The question is whether there are any hints that Luke was aware of any other appearances or a longer period of time before the ascension. If we focus solely on the Gospel of Luke the answer seems to be ‘no’, but if we look at the book of Acts, which was also written by Luke and was intended as a second volume to follow on from his Gospel (see Acts 1:1), the answer is very different. There Luke claims in Acts 1:3 that Jesus ‘gave many convincing proofs that he was alive’ and that ‘he appeared to them over a period of forty days’. It is on one of these occasions that he commands them not to leave Jerusalem (Acts 1:4). It seems clear that in his Gospel, Luke as compressed all of this into a short narrative. In other words, to reiterate an earlier point, Luke has been highly selective. Although not mentioned, it is certainly consistent with Luke’s account that Jesus met the disciples in Galilee and they then returned to Jerusalem within the forty days and were instructed to stay there. There also seems to be a fairly straightforward reason why Luke doesn’t mention Galilee. Luke is setting the scene for the next part of the story. Jesus instructs them to wait in Jerusalem for the gift of the Holy Spirit, which takes place on the day of Pentecost and as a result the Christian message spreads out from Jerusalem throughout the Roman Empire. Since that is Luke’s focus in the book of Acts, the appearances in Galilee are not essential to his narrative.
So there doesn’t seem to be much of a problem. Certainly the claim that the accounts are contradictory has not been established. More importantly, there is no reason to think that the differences between the accounts undermine their credibility as historical sources[ii]; in fact such differences may well enhance their credibility! They give us very good grounds to believe that the tomb was found to be empty on the first day of the week, that the empty tomb was discovered by women including Mary Magdalene and another Mary, and that many people believed they saw Jesus alive again on multiple occasions. These facts, along with others, provide the foundation for the historical case for the belief that God raised Jesus from the dead.
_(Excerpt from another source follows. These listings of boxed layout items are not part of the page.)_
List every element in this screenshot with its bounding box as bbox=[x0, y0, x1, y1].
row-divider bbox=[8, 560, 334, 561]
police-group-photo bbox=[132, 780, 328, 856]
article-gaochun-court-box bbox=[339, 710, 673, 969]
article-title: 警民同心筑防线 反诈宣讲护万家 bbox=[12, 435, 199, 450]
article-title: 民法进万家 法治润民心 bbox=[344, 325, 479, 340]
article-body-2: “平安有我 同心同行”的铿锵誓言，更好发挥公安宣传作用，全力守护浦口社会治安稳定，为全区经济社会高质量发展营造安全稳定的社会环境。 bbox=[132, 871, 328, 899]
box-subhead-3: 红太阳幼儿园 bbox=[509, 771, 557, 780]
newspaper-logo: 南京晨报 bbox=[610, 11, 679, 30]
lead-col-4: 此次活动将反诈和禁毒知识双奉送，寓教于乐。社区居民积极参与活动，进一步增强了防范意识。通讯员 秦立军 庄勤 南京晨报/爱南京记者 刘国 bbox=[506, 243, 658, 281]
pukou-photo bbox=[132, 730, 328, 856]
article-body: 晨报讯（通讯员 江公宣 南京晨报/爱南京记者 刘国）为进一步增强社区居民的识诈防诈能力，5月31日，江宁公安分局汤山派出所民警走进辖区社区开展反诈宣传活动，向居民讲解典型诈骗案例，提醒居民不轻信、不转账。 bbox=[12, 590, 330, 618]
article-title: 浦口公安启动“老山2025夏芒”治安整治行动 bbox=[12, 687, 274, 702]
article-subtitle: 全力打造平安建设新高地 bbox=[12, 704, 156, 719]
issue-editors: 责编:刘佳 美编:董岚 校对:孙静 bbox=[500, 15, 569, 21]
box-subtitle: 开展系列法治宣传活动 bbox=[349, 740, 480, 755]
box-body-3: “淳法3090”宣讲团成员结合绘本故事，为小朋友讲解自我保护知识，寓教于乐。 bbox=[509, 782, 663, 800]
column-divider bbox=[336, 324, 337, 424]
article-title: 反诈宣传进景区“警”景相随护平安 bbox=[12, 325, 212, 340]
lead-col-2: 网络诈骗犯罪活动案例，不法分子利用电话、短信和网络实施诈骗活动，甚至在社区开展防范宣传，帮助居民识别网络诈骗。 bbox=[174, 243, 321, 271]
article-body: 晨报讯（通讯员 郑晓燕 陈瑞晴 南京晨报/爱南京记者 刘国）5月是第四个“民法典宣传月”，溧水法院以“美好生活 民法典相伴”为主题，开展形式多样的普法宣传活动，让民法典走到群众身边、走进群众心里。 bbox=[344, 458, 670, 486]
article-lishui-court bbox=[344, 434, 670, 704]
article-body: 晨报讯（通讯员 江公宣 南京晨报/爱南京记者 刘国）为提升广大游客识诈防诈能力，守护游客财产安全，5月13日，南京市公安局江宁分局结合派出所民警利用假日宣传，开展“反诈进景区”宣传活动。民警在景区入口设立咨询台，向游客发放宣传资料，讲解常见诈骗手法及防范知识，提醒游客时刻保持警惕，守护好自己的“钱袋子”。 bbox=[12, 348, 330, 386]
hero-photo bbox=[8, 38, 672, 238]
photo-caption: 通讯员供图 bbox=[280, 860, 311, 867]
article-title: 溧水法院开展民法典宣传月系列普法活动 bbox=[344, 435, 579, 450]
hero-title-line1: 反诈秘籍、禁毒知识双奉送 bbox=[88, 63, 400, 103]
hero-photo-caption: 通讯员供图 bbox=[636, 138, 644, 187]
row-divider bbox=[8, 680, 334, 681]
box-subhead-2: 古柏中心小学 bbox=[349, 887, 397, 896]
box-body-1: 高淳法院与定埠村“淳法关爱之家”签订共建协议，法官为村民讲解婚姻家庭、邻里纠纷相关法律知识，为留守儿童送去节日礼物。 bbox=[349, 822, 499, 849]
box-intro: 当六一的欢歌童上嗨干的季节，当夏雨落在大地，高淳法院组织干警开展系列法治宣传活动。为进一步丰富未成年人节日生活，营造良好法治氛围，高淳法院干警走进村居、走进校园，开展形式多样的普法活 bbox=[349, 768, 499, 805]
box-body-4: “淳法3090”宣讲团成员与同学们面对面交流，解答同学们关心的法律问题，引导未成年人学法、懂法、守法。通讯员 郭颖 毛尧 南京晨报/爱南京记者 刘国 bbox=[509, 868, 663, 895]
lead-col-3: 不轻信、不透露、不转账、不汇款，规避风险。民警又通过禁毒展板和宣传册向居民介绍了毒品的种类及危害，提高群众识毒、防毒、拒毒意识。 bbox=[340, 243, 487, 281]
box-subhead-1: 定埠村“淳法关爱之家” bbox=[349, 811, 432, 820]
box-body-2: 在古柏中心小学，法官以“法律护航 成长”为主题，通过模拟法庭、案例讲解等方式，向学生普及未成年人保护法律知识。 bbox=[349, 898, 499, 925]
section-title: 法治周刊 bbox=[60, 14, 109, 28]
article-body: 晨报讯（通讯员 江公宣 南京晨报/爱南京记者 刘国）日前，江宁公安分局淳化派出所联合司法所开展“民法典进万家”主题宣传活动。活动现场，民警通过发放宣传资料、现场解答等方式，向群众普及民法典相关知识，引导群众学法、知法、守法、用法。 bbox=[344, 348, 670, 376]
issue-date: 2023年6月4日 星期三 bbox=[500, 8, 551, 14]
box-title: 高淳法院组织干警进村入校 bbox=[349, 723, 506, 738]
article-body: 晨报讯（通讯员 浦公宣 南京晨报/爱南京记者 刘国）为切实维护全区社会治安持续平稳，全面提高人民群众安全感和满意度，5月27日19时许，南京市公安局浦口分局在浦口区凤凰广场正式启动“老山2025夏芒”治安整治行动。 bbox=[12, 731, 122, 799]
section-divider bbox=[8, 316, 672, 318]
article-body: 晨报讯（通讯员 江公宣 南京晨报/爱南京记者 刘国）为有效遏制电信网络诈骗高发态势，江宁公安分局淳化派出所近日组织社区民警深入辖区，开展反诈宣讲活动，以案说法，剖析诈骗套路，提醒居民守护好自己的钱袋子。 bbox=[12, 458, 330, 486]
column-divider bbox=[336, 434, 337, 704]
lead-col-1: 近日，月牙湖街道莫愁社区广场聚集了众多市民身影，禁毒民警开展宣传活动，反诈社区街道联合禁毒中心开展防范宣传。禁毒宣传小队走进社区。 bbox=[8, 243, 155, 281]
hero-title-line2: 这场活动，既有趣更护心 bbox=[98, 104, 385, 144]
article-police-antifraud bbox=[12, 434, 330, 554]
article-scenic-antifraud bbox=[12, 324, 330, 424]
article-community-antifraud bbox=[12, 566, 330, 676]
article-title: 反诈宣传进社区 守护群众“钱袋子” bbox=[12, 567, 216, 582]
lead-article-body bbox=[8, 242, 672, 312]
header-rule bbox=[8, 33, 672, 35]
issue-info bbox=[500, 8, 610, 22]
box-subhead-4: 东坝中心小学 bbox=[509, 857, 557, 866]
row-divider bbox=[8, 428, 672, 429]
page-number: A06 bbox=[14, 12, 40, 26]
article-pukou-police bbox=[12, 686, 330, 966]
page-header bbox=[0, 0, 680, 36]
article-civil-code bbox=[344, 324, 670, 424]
[i] In 1099, during the First Crusade, the preacher and seer Peter Bartholomew voluntarily underwent ordeal by fire to verify his credentials as a prophet. According to one source he died soon after from his burns; according to another he survived the flames, and his fatal injuries were caused by mobs of his hysterical supporters. Despite the contradictions, historians know that Peter believed in his own status as a prophet (he insisted on the severest form of the trial), that he died as a result of the trial, and that he did not die immediately from his wounds.
[ii] June 10 1190 Frederick I Barbarossa attempted to cross the River Saleph on horseback. Sources disagree about what happened next. The Emperor might have slipped from his horse and drowned; he might have suffered from a heart attack and died; he might have suffered a heart attack. One thing is clear – Frederick I Barbarossa died soon after attempting to cross the River Saleph on horseback June 10 1190.